Лида встала и отошла к окну.
– Марк, послушай меня. Если бы все повернулось по-другому, я никогда тебе этого не сказала бы. Знаешь, как я жалела, что не решилась сразу за тебя замуж выйти! Когда ты предложил, помнишь? Но мы ведь и виделись-то тогда всего второй раз, и не знали толком друг друга. Но ты больше не предлагал. Я почему-то надеялась, что после смерти Ольги Аркадьевны…
– А как же Патрик?
– Патрик… Я ведь думала, что не очень тебе и нужна. Илья – да. А я – так, приложение. С Патриком интересно было. Такое… приключение романтическое. Ничего, он справится.
– А ты?
– Я? Когда Александра позвонила и сказала, что ты разбился на мотоцикле… Господи, я забыла, кто я сама такая! Какой Патрик, что ты говоришь! Думала, вот приеду, все тебе скажу, и мы будем вместе. Приехала, увидела Вику. Такая любовь у вас, куда мне! Стихийное бедствие. И Вике я была нужна, она так ко мне привязалась.

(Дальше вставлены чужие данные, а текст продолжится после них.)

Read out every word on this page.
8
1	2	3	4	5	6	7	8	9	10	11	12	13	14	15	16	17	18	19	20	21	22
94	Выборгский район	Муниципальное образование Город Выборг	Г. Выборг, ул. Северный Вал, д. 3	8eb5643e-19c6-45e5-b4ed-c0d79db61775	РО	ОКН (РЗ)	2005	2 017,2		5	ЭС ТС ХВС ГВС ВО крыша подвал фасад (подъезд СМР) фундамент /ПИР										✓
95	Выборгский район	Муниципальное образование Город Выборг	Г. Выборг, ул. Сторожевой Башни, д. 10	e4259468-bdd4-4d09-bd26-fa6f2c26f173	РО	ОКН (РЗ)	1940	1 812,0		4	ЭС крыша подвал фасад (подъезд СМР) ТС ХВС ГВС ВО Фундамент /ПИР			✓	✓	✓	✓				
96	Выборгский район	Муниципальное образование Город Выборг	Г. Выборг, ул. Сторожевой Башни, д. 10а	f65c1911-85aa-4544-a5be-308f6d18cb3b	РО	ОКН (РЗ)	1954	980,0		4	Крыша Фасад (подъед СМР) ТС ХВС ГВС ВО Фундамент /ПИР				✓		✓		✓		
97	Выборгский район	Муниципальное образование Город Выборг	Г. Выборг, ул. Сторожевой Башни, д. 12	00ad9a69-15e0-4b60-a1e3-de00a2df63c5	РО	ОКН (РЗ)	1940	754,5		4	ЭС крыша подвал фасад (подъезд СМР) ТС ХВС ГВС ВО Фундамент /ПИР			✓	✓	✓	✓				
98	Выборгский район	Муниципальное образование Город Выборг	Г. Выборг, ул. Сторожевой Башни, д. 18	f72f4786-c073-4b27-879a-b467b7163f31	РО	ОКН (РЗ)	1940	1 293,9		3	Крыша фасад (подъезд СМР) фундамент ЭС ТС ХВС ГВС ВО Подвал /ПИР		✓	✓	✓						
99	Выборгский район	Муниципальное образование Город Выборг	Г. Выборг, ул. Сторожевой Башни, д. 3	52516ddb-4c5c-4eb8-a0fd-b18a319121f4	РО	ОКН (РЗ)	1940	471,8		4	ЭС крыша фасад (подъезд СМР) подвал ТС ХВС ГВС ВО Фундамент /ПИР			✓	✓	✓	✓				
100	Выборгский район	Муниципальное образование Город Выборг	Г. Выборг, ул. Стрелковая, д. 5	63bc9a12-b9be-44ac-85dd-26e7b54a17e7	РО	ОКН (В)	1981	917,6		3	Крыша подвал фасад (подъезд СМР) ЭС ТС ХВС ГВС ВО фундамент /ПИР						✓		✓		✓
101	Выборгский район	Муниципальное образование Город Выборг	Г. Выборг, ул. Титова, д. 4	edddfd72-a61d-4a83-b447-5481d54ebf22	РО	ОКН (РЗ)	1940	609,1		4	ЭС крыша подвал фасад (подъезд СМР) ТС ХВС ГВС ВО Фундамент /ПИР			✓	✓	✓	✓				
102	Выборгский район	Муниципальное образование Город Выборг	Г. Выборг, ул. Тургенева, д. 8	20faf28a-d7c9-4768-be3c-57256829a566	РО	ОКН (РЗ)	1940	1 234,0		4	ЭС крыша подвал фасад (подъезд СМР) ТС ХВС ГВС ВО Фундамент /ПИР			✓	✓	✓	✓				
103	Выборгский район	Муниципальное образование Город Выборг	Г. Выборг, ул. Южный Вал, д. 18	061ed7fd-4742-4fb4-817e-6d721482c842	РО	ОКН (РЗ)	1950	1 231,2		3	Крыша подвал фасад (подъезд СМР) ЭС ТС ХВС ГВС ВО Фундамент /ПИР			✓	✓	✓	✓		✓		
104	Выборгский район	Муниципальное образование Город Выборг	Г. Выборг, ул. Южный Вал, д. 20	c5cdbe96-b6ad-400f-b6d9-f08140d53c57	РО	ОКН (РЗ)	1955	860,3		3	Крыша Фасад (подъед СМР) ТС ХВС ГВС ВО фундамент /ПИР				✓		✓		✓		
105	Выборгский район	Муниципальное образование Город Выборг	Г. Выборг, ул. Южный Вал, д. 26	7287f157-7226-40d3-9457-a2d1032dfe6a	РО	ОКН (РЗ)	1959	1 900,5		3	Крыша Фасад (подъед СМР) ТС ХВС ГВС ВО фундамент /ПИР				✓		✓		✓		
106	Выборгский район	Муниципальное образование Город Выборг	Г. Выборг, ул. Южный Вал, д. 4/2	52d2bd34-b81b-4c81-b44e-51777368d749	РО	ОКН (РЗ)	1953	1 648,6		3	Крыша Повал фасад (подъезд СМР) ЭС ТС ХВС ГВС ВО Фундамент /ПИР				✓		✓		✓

– Лида, я не знаю, как сам выживу.
– А мы тебе поможем! Мы с Илюшкой! Марк, скажи честно, ты хочешь, чтобы я осталась? Раз в жизни подумай о себе! Не думай, как мне лучше. Скажи, чего ты сам хочешь, для себя. Ну?
Марк долго молчал, потом сказал:
– Я подумаю.
Утром Лида его потеряла и только случайно увидела из окна второго этажа – он сидел в дальнем углу сада около кострища. Пришла к нему, села рядом:
– Как ты?
– Терпимо. Я все думал…
– И что надумал?
– Останься. Пожалуйста.
– Хорошо.
– Я знаю, это эгоистично, но я… просто не выживу один. Только я… не могу тебе ничего обещать, понимаешь?
– Конечно! Ты все правильно надумал. И не надо мне ничего обещать – как будет, так будет. Главное – мы вместе.
– И знаешь, я решил: надо ехать в Москву. Совсем. Я… не могу тут больше жить. Начнем все заново.
– Ты уволишься из музея?
– Да. Я не смогу. Тем более с Александрой в виде директора. Найду же я что-нибудь в Москве – мне все равно что. И дом можно продать.